The Province of British Columbia uses a number of methods to measure air quality, including permanent monitoring stations in communities, mobile instrumentation (e.g. on a truck or airplane), and industrial stack monitoring.

These monitoring stations measure the presence of contaminants in the air, such as carbon monoxide (CO), nitrogen dioxide (NO2), ozone (O3), particulate matter (PM2.5 and PM10), sulphur dioxide (SO2), and hydrogen sulphide (H2S).

You'll find more detailed information on measuring air quality in Air Quality Monitoring.

How We Collect and Measure Data

Contaminants are measured in one of two ways: either through continuous (real-time) or noncontinuous (discrete) monitoring. In continuous monitoring, air is constantly measured and the data is automatically transmitted to a central database. In noncontinuous monitoring, contaminants collect on a filter or canister over a specified period of time (such as one, three or six days). Then a technician collects the filter or canister and sends it to a certified laboratory for measurement and analysis.
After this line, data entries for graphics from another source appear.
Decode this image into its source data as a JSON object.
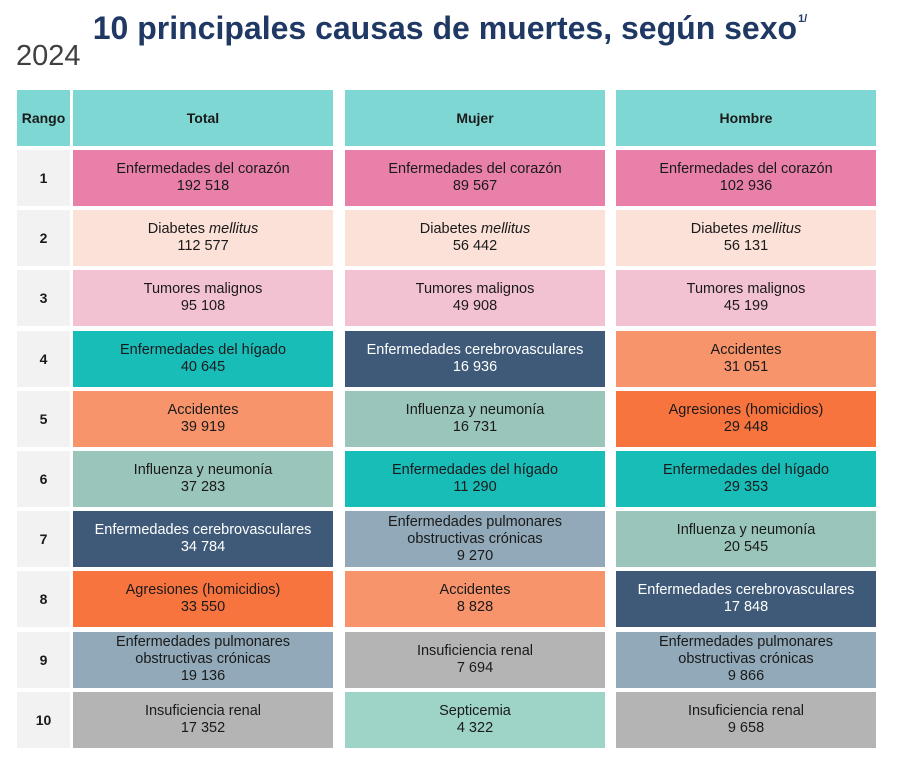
{
  "title": "10 principales causas de muertes, según sexo",
  "title_note": "1/",
  "year": "2024",
  "chart_data": {
    "type": "table",
    "columns": [
      "Rango",
      "Total",
      "Mujer",
      "Hombre"
    ],
    "ranks": [
      "1",
      "2",
      "3",
      "4",
      "5",
      "6",
      "7",
      "8",
      "9",
      "10"
    ],
    "groups": [
      {
        "name": "Total",
        "rows": [
          {
            "cause": "Enfermedades del corazón",
            "value": "192 518"
          },
          {
            "cause": "Diabetes",
            "cause_italic": "mellitus",
            "value": "112 577"
          },
          {
            "cause": "Tumores malignos",
            "value": "95 108"
          },
          {
            "cause": "Enfermedades del hígado",
            "value": "40 645"
          },
          {
            "cause": "Accidentes",
            "value": "39 919"
          },
          {
            "cause": "Influenza y neumonía",
            "value": "37 283"
          },
          {
            "cause": "Enfermedades cerebrovasculares",
            "value": "34 784"
          },
          {
            "cause": "Agresiones (homicidios)",
            "value": "33 550"
          },
          {
            "cause": "Enfermedades pulmonares",
            "cause_line2": "obstructivas crónicas",
            "value": "19 136"
          },
          {
            "cause": "Insuficiencia renal",
            "value": "17 352"
          }
        ]
      },
      {
        "name": "Mujer",
        "rows": [
          {
            "cause": "Enfermedades del corazón",
            "value": "89 567"
          },
          {
            "cause": "Diabetes",
            "cause_italic": "mellitus",
            "value": "56 442"
          },
          {
            "cause": "Tumores malignos",
            "value": "49 908"
          },
          {
            "cause": "Enfermedades cerebrovasculares",
            "value": "16 936"
          },
          {
            "cause": "Influenza y neumonía",
            "value": "16 731"
          },
          {
            "cause": "Enfermedades del hígado",
            "value": "11 290"
          },
          {
            "cause": "Enfermedades pulmonares",
            "cause_line2": "obstructivas crónicas",
            "value": "9 270"
          },
          {
            "cause": "Accidentes",
            "value": "8 828"
          },
          {
            "cause": "Insuficiencia renal",
            "value": "7 694"
          },
          {
            "cause": "Septicemia",
            "value": "4 322"
          }
        ]
      },
      {
        "name": "Hombre",
        "rows": [
          {
            "cause": "Enfermedades del corazón",
            "value": "102 936"
          },
          {
            "cause": "Diabetes",
            "cause_italic": "mellitus",
            "value": "56 131"
          },
          {
            "cause": "Tumores malignos",
            "value": "45 199"
          },
          {
            "cause": "Accidentes",
            "value": "31 051"
          },
          {
            "cause": "Agresiones (homicidios)",
            "value": "29 448"
          },
          {
            "cause": "Enfermedades del hígado",
            "value": "29 353"
          },
          {
            "cause": "Influenza y neumonía",
            "value": "20 545"
          },
          {
            "cause": "Enfermedades cerebrovasculares",
            "value": "17 848"
          },
          {
            "cause": "Enfermedades pulmonares",
            "cause_line2": "obstructivas crónicas",
            "value": "9 866"
          },
          {
            "cause": "Insuficiencia renal",
            "value": "9 658"
          }
        ]
      }
    ]
  },
  "colors": {
    "header": "#7fd7d4",
    "rank_bg": "#f2f2f2",
    "Enfermedades del corazón": "#e880aa",
    "Diabetes": "#fbe1d8",
    "Tumores malignos": "#f2c2d3",
    "Enfermedades del hígado": "#18bdb8",
    "Accidentes": "#f8946c",
    "Influenza y neumonía": "#9ac5bb",
    "Enfermedades cerebrovasculares": "#3f5a78",
    "Agresiones (homicidios)": "#f8743f",
    "Enfermedades pulmonares": "#91a9b8",
    "Insuficiencia renal": "#b4b4b4",
    "Septicemia": "#9ed3c8"
  }
}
How We Analyze the Findings

Continuous and noncontinuous data are housed in a central data warehouse of the Ministry of Environment where they are screened by data validation technicians for errors. Once the data has been certified as correct (i.e., validated), the data can then be used for reporting out to the public, comparing with objectives and guidelines, regulatory purposes, and by scientists for more detailed analysis.

How We Report Our Findings

Current, nonvalidated data from continuous monitoring stations is published hourly on our website. This data forms the basis for the Air Quality Health Index (AQHI). The AQHI is updated hourly for a number of communities in British Columbia.

Validated data can also be found on the site [link to come]. This data is used to produce a number of reports, including regional reports, an annual State of the Environment report, and reports by third parties, such as the BC Lung Association, and the Office of the Provincial Health Officer.